The only large (200+) private-sector company where I've worked is Google, where their stack-ranking/Perf system had some serious problems.
The first was a 5% cut-line. If you were in the bottom 5% of the Perf stack, you ended up on a PIP. Who usually ends up here? Some were objective underperformers, who'd been coasting for years, in some cases running at less than 1 CL per month. Most, on the other hand, were junior people on underperforming teams-- and of course, those junior people had the least to do with that team's underperformance, but they were poorly established so they got the shaft. That's how most layoffs actually work: junior people who landed on the least effective teams. It's not atypical, but it's dysfunctional.

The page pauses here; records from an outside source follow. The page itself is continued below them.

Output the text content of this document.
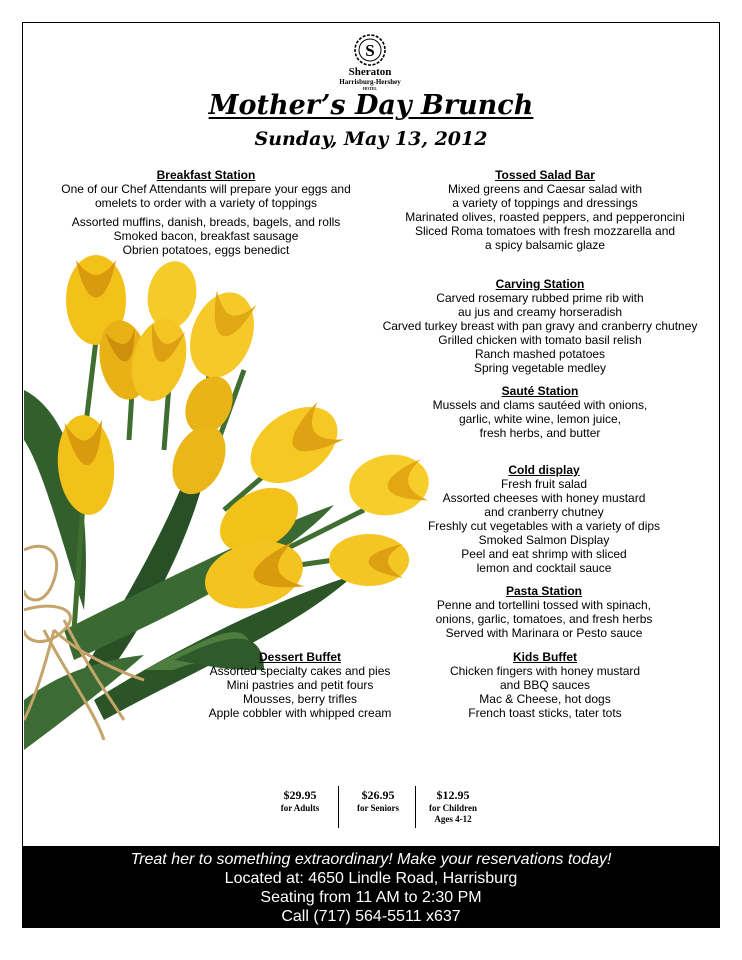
S
Sheraton
Harrisburg-Hershey
HOTEL
Mother’s Day Brunch
Sunday, May 13, 2012
Breakfast Station
One of our Chef Attendants will prepare your eggs and
omelets to order with a variety of toppings
Assorted muffins, danish, breads, bagels, and rolls
Smoked bacon, breakfast sausage
Obrien potatoes, eggs benedict
Tossed Salad Bar
Mixed greens and Caesar salad with
a variety of toppings and dressings
Marinated olives, roasted peppers, and pepperoncini
Sliced Roma tomatoes with fresh mozzarella and
a spicy balsamic glaze
Carving Station
Carved rosemary rubbed prime rib with
au jus and creamy horseradish
Carved turkey breast with pan gravy and cranberry chutney
Grilled chicken with tomato basil relish
Ranch mashed potatoes
Spring vegetable medley
Sauté Station
Mussels and clams sautéed with onions,
garlic, white wine, lemon juice,
fresh herbs, and butter
Cold display
Fresh fruit salad
Assorted cheeses with honey mustard
and cranberry chutney
Freshly cut vegetables with a variety of dips
Smoked Salmon Display
Peel and eat shrimp with sliced
lemon and cocktail sauce
Pasta Station
Penne and tortellini tossed with spinach,
onions, garlic, tomatoes, and fresh herbs
Served with Marinara or Pesto sauce
Dessert Buffet
Assorted specialty cakes and pies
Mini pastries and petit fours
Mousses, berry trifles
Apple cobbler with whipped cream
Kids Buffet
Chicken fingers with honey mustard
and BBQ sauces
Mac & Cheese, hot dogs
French toast sticks, tater tots
$29.95
for Adults
$26.95
for Seniors
$12.95
for Children
Ages 4-12
Treat her to something extraordinary! Make your reservations today!
Located at: 4650 Lindle Road, Harrisburg
Seating from 11 AM to 2:30 PM
Call (717) 564-5511 x637
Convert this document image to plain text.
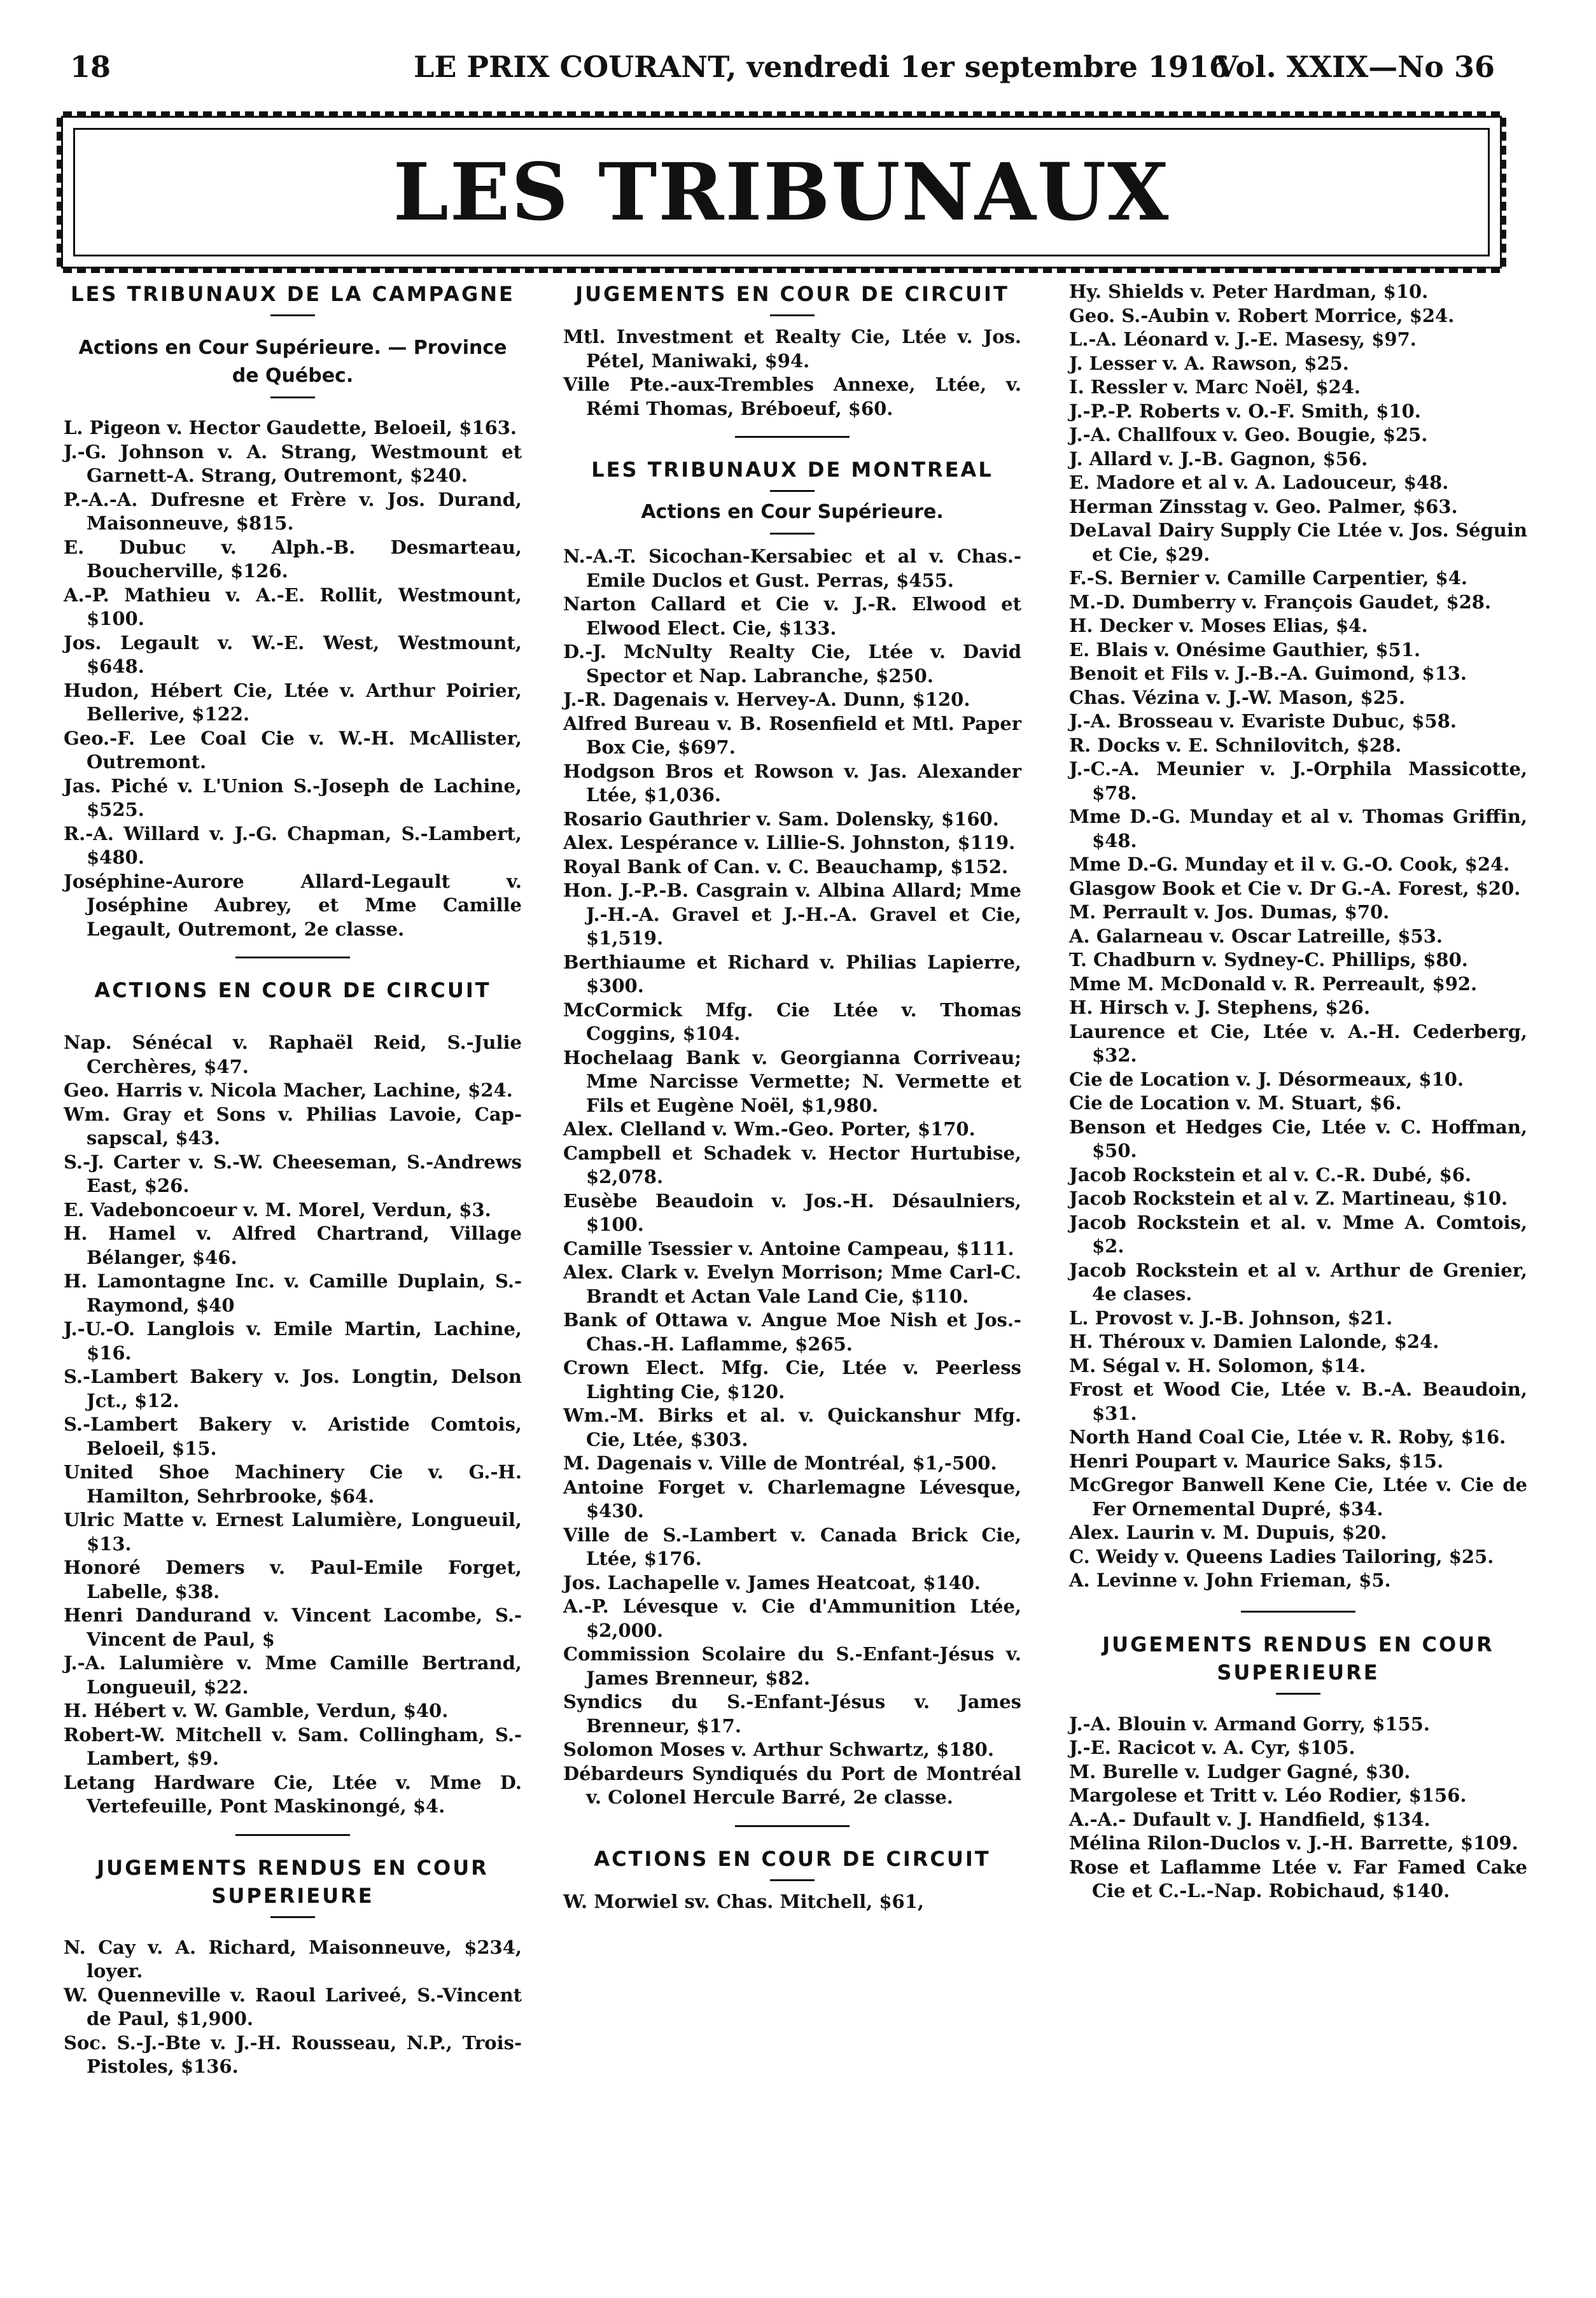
18	LE PRIX COURANT, vendredi 1er septembre 1916
Vol. XXIX—No 36
LES TRIBUNAUX
LES TRIBUNAUX DE LA CAMPAGNE
Actions en Cour Supérieure. — Province de Québec.

L. Pigeon v. Hector Gaudette, Beloeil, $163.

J.-G. Johnson v. A. Strang, Westmount et Garnett-A. Strang, Outremont, $240.

P.-A.-A. Dufresne et Frère v. Jos. Durand, Maisonneuve, $815.

E. Dubuc v. Alph.-B. Desmarteau, Boucherville, $126.

A.-P. Mathieu v. A.-E. Rollit, Westmount, $100.

Jos. Legault v. W.-E. West, Westmount, $648.

Hudon, Hébert Cie, Ltée v. Arthur Poirier, Bellerive, $122.

Geo.-F. Lee Coal Cie v. W.-H. McAllister, Outremont.

Jas. Piché v. L'Union S.-Joseph de Lachine, $525.

R.-A. Willard v. J.-G. Chapman, S.-Lambert, $480.

Joséphine-Aurore Allard-Legault v. Joséphine Aubrey, et Mme Camille Legault, Outremont, 2e classe.

ACTIONS EN COUR DE CIRCUIT

Nap. Sénécal v. Raphaël Reid, S.-Julie Cerchères, $47.

Geo. Harris v. Nicola Macher, Lachine, $24.

Wm. Gray et Sons v. Philias Lavoie, Cap-sapscal, $43.

S.-J. Carter v. S.-W. Cheeseman, S.-Andrews East, $26.

E. Vadeboncoeur v. M. Morel, Verdun, $3.

H. Hamel v. Alfred Chartrand, Village Bélanger, $46.

H. Lamontagne Inc. v. Camille Duplain, S.-Raymond, $40

J.-U.-O. Langlois v. Emile Martin, Lachine, $16.

S.-Lambert Bakery v. Jos. Longtin, Delson Jct., $12.

S.-Lambert Bakery v. Aristide Comtois, Beloeil, $15.

United Shoe Machinery Cie v. G.-H. Hamilton, Sehrbrooke, $64.

Ulric Matte v. Ernest Lalumière, Longueuil, $13.

Honoré Demers v. Paul-Emile Forget, Labelle, $38.

Henri Dandurand v. Vincent Lacombe, S.-Vincent de Paul, $

J.-A. Lalumière v. Mme Camille Bertrand, Longueuil, $22.

H. Hébert v. W. Gamble, Verdun, $40.

Robert-W. Mitchell v. Sam. Collingham, S.-Lambert, $9.

Letang Hardware Cie, Ltée v. Mme D. Vertefeuille, Pont Maskinongé, $4.

JUGEMENTS RENDUS EN COUR SUPERIEURE

N. Cay v. A. Richard, Maisonneuve, $234, loyer.

W. Quenneville v. Raoul Lariveé, S.-Vincent de Paul, $1,900.

Soc. S.-J.-Bte v. J.-H. Rousseau, N.P., Trois-Pistoles, $136.

JUGEMENTS EN COUR DE CIRCUIT

Mtl. Investment et Realty Cie, Ltée v. Jos. Pétel, Maniwaki, $94.

Ville Pte.-aux-Trembles Annexe, Ltée, v. Rémi Thomas, Bréboeuf, $60.

LES TRIBUNAUX DE MONTREAL
Actions en Cour Supérieure.

N.-A.-T. Sicochan-Kersabiec et al v. Chas.-Emile Duclos et Gust. Perras, $455.

Narton Callard et Cie v. J.-R. Elwood et Elwood Elect. Cie, $133.

D.-J. McNulty Realty Cie, Ltée v. David Spector et Nap. Labranche, $250.

J.-R. Dagenais v. Hervey-A. Dunn, $120.

Alfred Bureau v. B. Rosenfield et Mtl. Paper Box Cie, $697.

Hodgson Bros et Rowson v. Jas. Alexander Ltée, $1,036.

Rosario Gauthrier v. Sam. Dolensky, $160.

Alex. Lespérance v. Lillie-S. Johnston, $119.

Royal Bank of Can. v. C. Beauchamp, $152.

Hon. J.-P.-B. Casgrain v. Albina Allard; Mme J.-H.-A. Gravel et J.-H.-A. Gravel et Cie, $1,519.

Berthiaume et Richard v. Philias Lapierre, $300.

McCormick Mfg. Cie Ltée v. Thomas Coggins, $104.

Hochelaag Bank v. Georgianna Corriveau; Mme Narcisse Vermette; N. Vermette et Fils et Eugène Noël, $1,980.

Alex. Clelland v. Wm.-Geo. Porter, $170.

Campbell et Schadek v. Hector Hurtubise, $2,078.

Eusèbe Beaudoin v. Jos.-H. Désaulniers, $100.

Camille Tsessier v. Antoine Campeau, $111.

Alex. Clark v. Evelyn Morrison; Mme Carl-C. Brandt et Actan Vale Land Cie, $110.

Bank of Ottawa v. Angue Moe Nish et Jos.-Chas.-H. Laflamme, $265.

Crown Elect. Mfg. Cie, Ltée v. Peerless Lighting Cie, $120.

Wm.-M. Birks et al. v. Quickanshur Mfg. Cie, Ltée, $303.

M. Dagenais v. Ville de Montréal, $1,-500.

Antoine Forget v. Charlemagne Lévesque, $430.

Ville de S.-Lambert v. Canada Brick Cie, Ltée, $176.

Jos. Lachapelle v. James Heatcoat, $140.

A.-P. Lévesque v. Cie d'Ammunition Ltée, $2,000.

Commission Scolaire du S.-Enfant-Jésus v. James Brenneur, $82.

Syndics du S.-Enfant-Jésus v. James Brenneur, $17.

Solomon Moses v. Arthur Schwartz, $180.

Débardeurs Syndiqués du Port de Montréal v. Colonel Hercule Barré, 2e classe.

ACTIONS EN COUR DE CIRCUIT

W. Morwiel sv. Chas. Mitchell, $61,

Hy. Shields v. Peter Hardman, $10.

Geo. S.-Aubin v. Robert Morrice, $24.

L.-A. Léonard v. J.-E. Masesy, $97.

J. Lesser v. A. Rawson, $25.

I. Ressler v. Marc Noël, $24.

J.-P.-P. Roberts v. O.-F. Smith, $10.

J.-A. Challfoux v. Geo. Bougie, $25.

J. Allard v. J.-B. Gagnon, $56.

E. Madore et al v. A. Ladouceur, $48.

Herman Zinsstag v. Geo. Palmer, $63.

DeLaval Dairy Supply Cie Ltée v. Jos. Séguin et Cie, $29.

F.-S. Bernier v. Camille Carpentier, $4.

M.-D. Dumberry v. François Gaudet, $28.

H. Decker v. Moses Elias, $4.

E. Blais v. Onésime Gauthier, $51.

Benoit et Fils v. J.-B.-A. Guimond, $13.

Chas. Vézina v. J.-W. Mason, $25.

J.-A. Brosseau v. Evariste Dubuc, $58.

R. Docks v. E. Schnilovitch, $28.

J.-C.-A. Meunier v. J.-Orphila Massicotte, $78.

Mme D.-G. Munday et al v. Thomas Griffin, $48.

Mme D.-G. Munday et il v. G.-O. Cook, $24.

Glasgow Book et Cie v. Dr G.-A. Forest, $20.

M. Perrault v. Jos. Dumas, $70.

A. Galarneau v. Oscar Latreille, $53.

T. Chadburn v. Sydney-C. Phillips, $80.

Mme M. McDonald v. R. Perreault, $92.

H. Hirsch v. J. Stephens, $26.

Laurence et Cie, Ltée v. A.-H. Cederberg, $32.

Cie de Location v. J. Désormeaux, $10.

Cie de Location v. M. Stuart, $6.

Benson et Hedges Cie, Ltée v. C. Hoffman, $50.

Jacob Rockstein et al v. C.-R. Dubé, $6.

Jacob Rockstein et al v. Z. Martineau, $10.

Jacob Rockstein et al. v. Mme A. Comtois, $2.

Jacob Rockstein et al v. Arthur de Grenier, 4e clases.

L. Provost v. J.-B. Johnson, $21.

H. Théroux v. Damien Lalonde, $24.

M. Ségal v. H. Solomon, $14.

Frost et Wood Cie, Ltée v. B.-A. Beaudoin, $31.

North Hand Coal Cie, Ltée v. R. Roby, $16.

Henri Poupart v. Maurice Saks, $15.

McGregor Banwell Kene Cie, Ltée v. Cie de Fer Ornemental Dupré, $34.

Alex. Laurin v. M. Dupuis, $20.

C. Weidy v. Queens Ladies Tailoring, $25.

A. Levinne v. John Frieman, $5.

JUGEMENTS RENDUS EN COUR SUPERIEURE

J.-A. Blouin v. Armand Gorry, $155.

J.-E. Racicot v. A. Cyr, $105.

M. Burelle v. Ludger Gagné, $30.

Margolese et Tritt v. Léo Rodier, $156.

A.-A.- Dufault v. J. Handfield, $134.

Mélina Rilon-Duclos v. J.-H. Barrette, $109.

Rose et Laflamme Ltée v. Far Famed Cake Cie et C.-L.-Nap. Robichaud, $140.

By the way, PIPs have nothing to do with "improving performance". They exist to make it easy to fire people without severance. I actually think PIPs are imbecilic, because I'd rather cut a 3-month severance check and separate cleanly than keep a fired employee in the office for 1 month, but that's another rant. PIPs make the finance department happy (look at what we saved on severance payments!) but piss all over morale and make the manager's life hell, to say nothing about what they do for the PIP'd employee.
At Google, a PIP is effectively permanent. Even if you pass the PIP, you become damaged goods and can't transfer. It sticks around on your permanent record until you leave.
Which brings discussion to the second problem with Google's system. It sticks around forever.
When these types of systems get rotten is when they start getting in the way of peoples' transfers. It means that the people who really should be moving to other projects can't get on to them because no one wants to take a chance on that guy who was an "objective underperformer" in Q4 2005.
So, to come around to your point, I agree that if the rankings are only used to adjust pay, there's not much harm done. Unfortunately, it's rare that data collected is only used for the stated purpose. If these numbers start damaging peoples' ability to choose their own projects, it can become nasty quickly.